Ontario, Quebec environmental groups ready to fight pipeline that will carry oilsands

Province ‘always ready to speak on behalf of Alberta’s interests’

 By Karen Kleiss, Edmonton Journal July 31, 2012

EDMONTON – Environmental groups are geared up to oppose a pipeline that would ship Alberta bitumen to Eastern Canada, opening another front in the public-opinion wars provincial and industry officials are already fighting in B.C. and the United States.

Days after Canada’s National Energy Board approved the first of two Enbridge requests that will bring Alberta crude to refineries in Central Canada, environmental organizations went on the offensive.

They alleged the Calgary-based pipeline company plans to use its Ontario lines to move Alberta bitumen through Central Canada and on to international markets, and urged Ontarians and Quebeckers to demand a public debate.

“If Ontario is to facilitate expansion of the oilsands, then let’s have an open, public debate and proper public scrutiny,” said Albert Koehl, an Ontario-based Ecojustice lawyer who argued the environmental case against Enbridge’s proposal before the National Energy Board.

“We see the obvious impacts of climate change, and at the same time we’re marching full speed ahead on expansion of the tar sands, and these two things have to be reconciled.”

The protests came after Enbridge on Friday won approval to reverse the flow of Line 9A from Sarnia, Ont., to Westover, near Hamilton. In the fall, the company will apply to reverse the flow of Line 9B, from Westover to Montreal.

The lines could eventually carry Alberta oilsands-derived crude to refineries in Ontario and Quebec. From Montreal, Alberta crude could also be exported internationally via the United States, the St. Lawrence Seaway, or through a new pipeline to refineries in Saint John, N.B.

Proponents of that existing west-to-east line once believed it could help establish new markets for Alberta oilsands producers while circumventing environmental opposition to construction of the new Gateway and Keystone pipelines in British Columbia and the United States, respectively.

But environmental groups made it clear Monday they will fight plans to use the existing lines to ship Alberta’s oilsands-derived crude.

“It is not a slam-dunk,” said Steven Guilbeault of Equiterre, a Quebec-based environmental group. “This is a 40-year-old pipeline that wasn’t built to handle the tar sands,” he said, highlighting corrosion and pressure concerns.

Quebec’s environment minister responded Tuesday, pledging his province will “take a very strict approach” to pipeline projects and will carefully review requests under Quebec laws.

“It is important to protect waterways, wetlands and drinking water sources,” Quebec Environment Minister Pierre Arcand said in a statement. “Environmental issues remain central to our concerns.”

He reiterated his commitment to strictly monitor the risks associated with the presence of any pipeline in Quebec, and said the ministry “intends to seek a seat at the table” during NEB hearings.

Enbridge spokesman Graham White said the lines will be used primarily to ship light crude, but that they are safe for transporting oilsands-derived crude, should the need arise.

“We are … ensuring the line is at some point capable of carrying heavier products … because of the expanding oilsands production,” White said. “We want to have that flexibility.”

White said there is no evidence to suggest oilsands-derived crude causes more corrosion inside pipelines than any other product.

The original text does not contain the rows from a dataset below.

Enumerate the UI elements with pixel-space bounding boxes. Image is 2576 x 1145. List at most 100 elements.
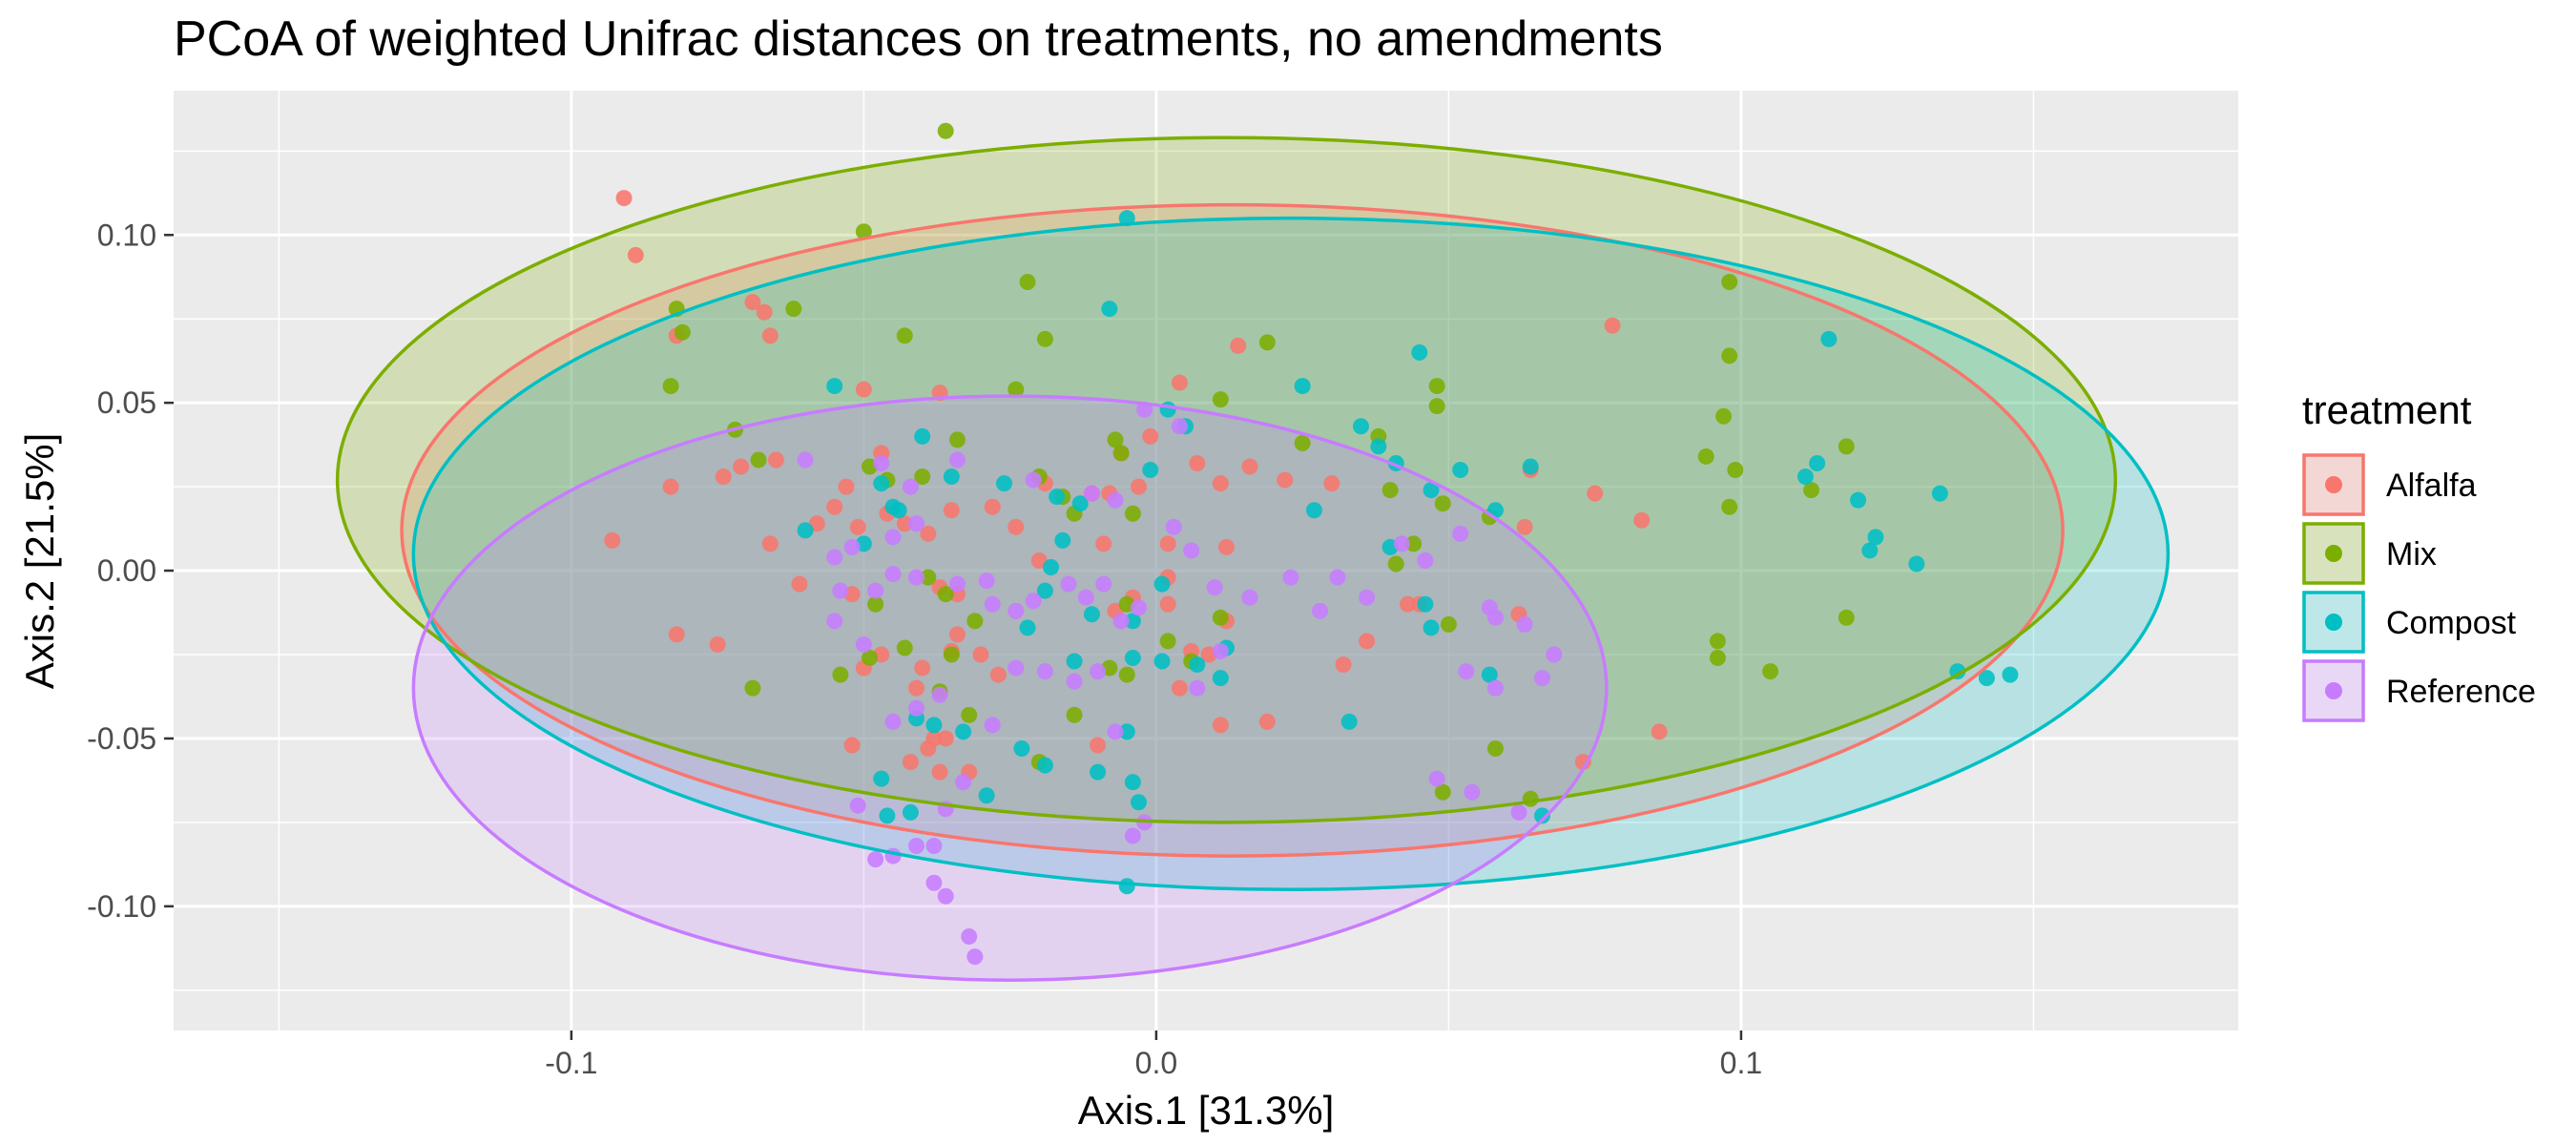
point-mix-11 [750, 451, 767, 468]
point-reference-56 [925, 874, 943, 891]
point-compost-26 [955, 723, 972, 740]
point-mix-29 [1381, 482, 1399, 499]
point-reference-45 [1510, 803, 1527, 821]
point-compost-43 [1370, 438, 1387, 455]
point-compost-55 [1340, 713, 1358, 730]
point-reference-64 [931, 686, 948, 703]
point-alfalfa-73 [1399, 595, 1416, 613]
point-reference-32 [1359, 589, 1376, 606]
point-mix-33 [1434, 783, 1451, 801]
point-compost-37 [1118, 723, 1135, 740]
y-tick-label: -0.10 [87, 889, 156, 924]
point-alfalfa-31 [1230, 337, 1247, 354]
point-mix-56 [1715, 407, 1733, 425]
point-alfalfa-47 [914, 659, 931, 677]
legend-key-reference [2302, 659, 2365, 722]
point-mix-21 [1212, 391, 1229, 408]
point-alfalfa-65 [1159, 595, 1176, 613]
point-compost-18 [1124, 613, 1141, 630]
point-alfalfa-39 [1095, 535, 1112, 552]
point-alfalfa-56 [931, 763, 948, 781]
point-alfalfa-29 [1142, 427, 1159, 445]
point-alfalfa-5 [761, 327, 779, 344]
point-compost-40 [1294, 378, 1311, 395]
point-compost-3 [914, 427, 931, 445]
point-alfalfa-69 [1212, 717, 1229, 734]
ellipse-outline-mix [335, 135, 2118, 824]
point-compost-59 [1820, 330, 1838, 347]
point-mix-37 [832, 666, 849, 683]
point-compost-33 [873, 770, 890, 787]
point-mix-58 [1697, 448, 1714, 465]
point-reference-55 [908, 838, 925, 855]
point-compost-12 [1071, 495, 1089, 512]
point-mix-3 [674, 323, 691, 341]
point-compost-46 [1452, 462, 1469, 479]
point-alfalfa-78 [1587, 485, 1604, 502]
point-mix-4 [785, 301, 802, 318]
point-reference-20 [1060, 575, 1077, 593]
point-reference-2 [902, 478, 919, 495]
point-compost-34 [902, 803, 919, 821]
legend-dot-alfalfa [2325, 476, 2342, 493]
point-reference-31 [1329, 569, 1346, 586]
point-alfalfa-33 [1212, 475, 1229, 492]
point-reference-15 [948, 575, 966, 593]
point-reference-62 [884, 713, 902, 730]
point-reference-42 [1458, 663, 1475, 680]
point-alfalfa-6 [604, 531, 621, 549]
point-alfalfa-2 [744, 294, 761, 311]
point-reference-60 [925, 838, 943, 855]
legend-label-reference: Reference [2386, 674, 2536, 710]
point-alfalfa-17 [849, 518, 866, 535]
point-alfalfa-62 [1090, 737, 1107, 754]
point-reference-44 [1428, 770, 1445, 787]
point-reference-35 [1452, 525, 1469, 542]
point-reference-68 [1066, 673, 1083, 690]
point-reference-29 [1282, 569, 1299, 586]
point-reference-58 [961, 928, 978, 945]
point-reference-24 [1131, 599, 1148, 616]
x-tick-label: 0.0 [1135, 1046, 1177, 1080]
y-tick-label: 0.05 [97, 385, 156, 420]
point-mix-46 [961, 706, 978, 723]
point-reference-66 [1008, 659, 1025, 677]
point-mix-23 [1294, 434, 1311, 451]
point-mix-9 [662, 378, 679, 395]
point-mix-30 [1405, 535, 1423, 552]
point-compost-2 [826, 378, 843, 395]
point-mix-25 [1428, 378, 1445, 395]
point-mix-19 [1124, 505, 1141, 522]
point-reference-33 [1393, 535, 1410, 552]
point-compost-13 [1054, 531, 1071, 549]
y-axis: -0.10 -0.05 0.00 0.05 0.10 [87, 218, 174, 924]
point-alfalfa-23 [1008, 518, 1025, 535]
point-alfalfa-14 [855, 381, 872, 398]
point-alfalfa-15 [826, 498, 843, 515]
point-mix-67 [1212, 609, 1229, 626]
ellipse-fill-reference [413, 396, 1607, 981]
point-reference-11 [832, 582, 849, 599]
point-mix-39 [867, 595, 884, 613]
point-reference-3 [948, 451, 966, 468]
point-compost-22 [1124, 650, 1141, 667]
point-alfalfa-9 [733, 458, 750, 475]
point-mix-44 [920, 569, 937, 586]
point-alfalfa-81 [1574, 754, 1591, 771]
point-compost-19 [1153, 653, 1171, 670]
point-reference-10 [826, 549, 843, 566]
point-alfalfa-7 [662, 478, 679, 495]
point-compost-68 [1142, 462, 1159, 479]
point-alfalfa-79 [1633, 511, 1651, 529]
point-mix-64 [1709, 650, 1726, 667]
point-compost-9 [943, 468, 960, 486]
point-compost-32 [978, 787, 995, 804]
point-mix-42 [966, 613, 984, 630]
data-points [604, 122, 2019, 966]
point-reference-1 [873, 454, 890, 471]
point-mix-32 [1440, 615, 1457, 633]
point-reference-9 [843, 538, 861, 555]
point-alfalfa-80 [1604, 317, 1621, 334]
point-alfalfa-0 [615, 190, 633, 207]
point-alfalfa-34 [1241, 458, 1258, 475]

He pointed to the recent report from the U.S. National Transportation Safety Board, which excoriated Enbridge for its failures but explicitly ruled out internal corrosion as a cause for a massive spill in Michigan.

He said the company is in the process of doing “integrity digs,” excavating the pipelines and testing to ensure it is sound.

The Alberta government acted as an intervener in the NEB hearings on Enbridge’s Line 9A, but made no formal submissions.

In its application for intervener status, the province said it was interested in the proceedings because “the application may impact the marketing of Alberta’s crude oil.

“Alberta will be particularly interested in understanding commercial impacts and benefits associated with the proposed application,” the province said.

Asked whether Alberta has any plans to address the debate in the east, Alberta Energy spokeswoman Janice Schroeder said in an email that “the decision is a federal regulatory decision about a pipeline between two locations in Ontario. Alberta was not involved in that hearing, and it is a commercial decision best addressed by the company and the regulator.

She said the province is “always ready to speak on behalf of Alberta’s interests.”